HAVERGAL BRIAN (1876-1972): Symphonies No. 8 in B Flat Minor, No. 21 in E Flat and No. 26 (World Premiere Recording).
Catalogue Number: 11T008
Label: Naxos
Reference: 8.573752
Format: CD
Price: $11.98
Description: The 26th was the last of Brian's symphonies awaiting its recorded premiere, and now here it is. Positioned between the more substantial and profound 25th and 27th, the work has something of the character of a scherzo separating more serious statements. Such things are relative, though; the work, especially the first movement, has all the expected characteristics of late Brian; brusque, craggy march-like episodes in martial scoring; fiercely compressed form, and abrupt changes of mood. The first movement is in a kind of sonata form, simultaneously expanded and foreshortened.

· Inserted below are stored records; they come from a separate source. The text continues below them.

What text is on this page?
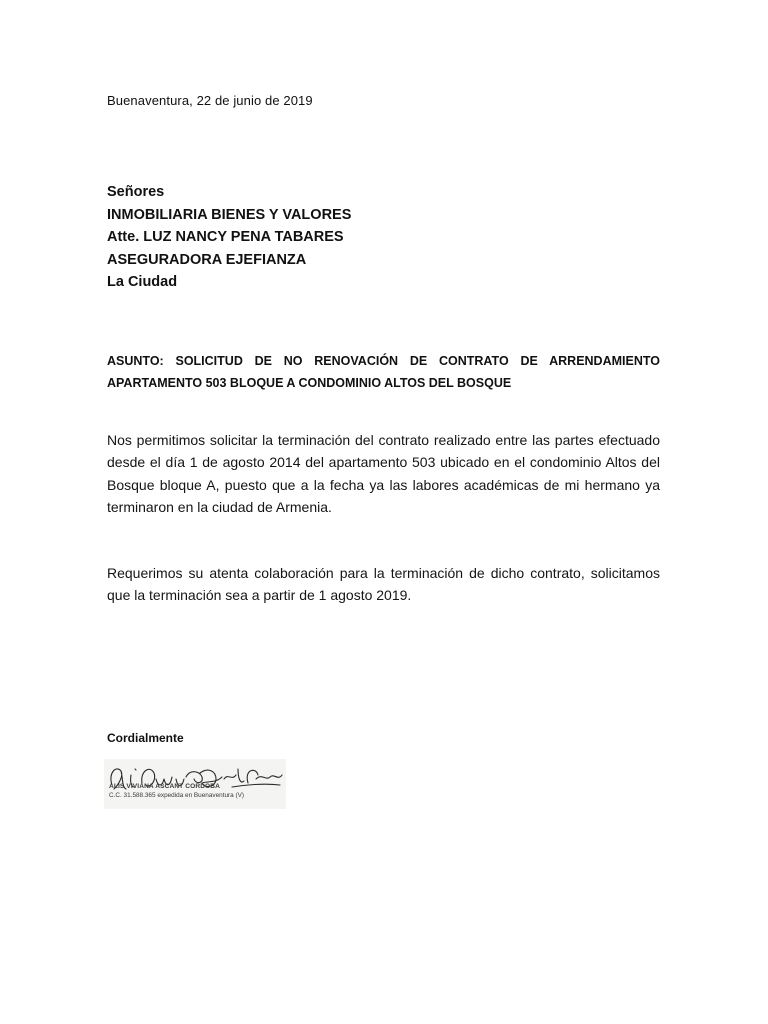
Buenaventura, 22 de junio de 2019
Señores
INMOBILIARIA BIENES Y VALORES
Atte. LUZ NANCY PENA TABARES
ASEGURADORA EJEFIANZA
La Ciudad
ASUNTO: SOLICITUD DE NO RENOVACIÓN DE CONTRATO DE ARRENDAMIENTO APARTAMENTO 503 BLOQUE A CONDOMINIO ALTOS DEL BOSQUE
Nos permitimos solicitar la terminación del contrato realizado entre las partes efectuado desde el día 1 de agosto 2014 del apartamento 503 ubicado en el condominio Altos del Bosque bloque A, puesto que a la fecha ya las labores académicas de mi hermano ya terminaron en la ciudad de Armenia.
Requerimos su atenta colaboración para la terminación de dicho contrato, solicitamos que la terminación sea a partir de 1 agosto 2019.
Cordialmente
ALIS VIVIANA ASCANT CORDOBA
C.C. 31.588.365 expedida en Buenaventura (V)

The second movement comprises a short scherzo-like section, arguably too slight to stand as a discrete movement as the composer's sketches suggest, and the finale proper. This is a busy rondo structure with elements of the burlesque and a generally playful mood, though with outbursts of heavily scored, martial aggression. The end of the symphony is abrupt, with a feeling of impatient dismissal, as though the composer were anxious to get on to the weightier 27th. The late, much lamented Malcolm MacDonald, in his seminal study of Brian's symphonies, is rather unkind to the 21st, comparing it unfavorably to the tauter, highly compressed works around it. The work is admittedly somewhat unusual, especially given its position in Brian's output; in four movements and traditional form including a lively but standard scherzo, it has elements of a definable 'Englishness' about it, with a distinctly pastoral slow movement. Aficionados of the British symphony, though, skeptical of the teeming expository frenzy of Brian's later style, may find that the more leisurely presentation and more orthodox development of ideas in this unmistakably Brianic work provide a more accessible transition from the grandly Romantic early symphonies to his later style than any of the other late works. Little needs to be said about the 8th, long familiar from the Groves recording for EMI. This is among Brian's finest and most innovative works, full of structural novelty and astonishing scoring, and as with any great symphony alternative interpretations are never redundant, fully to explore the work's riches. New Russia State Symphony Orchestra; Alexander Walker.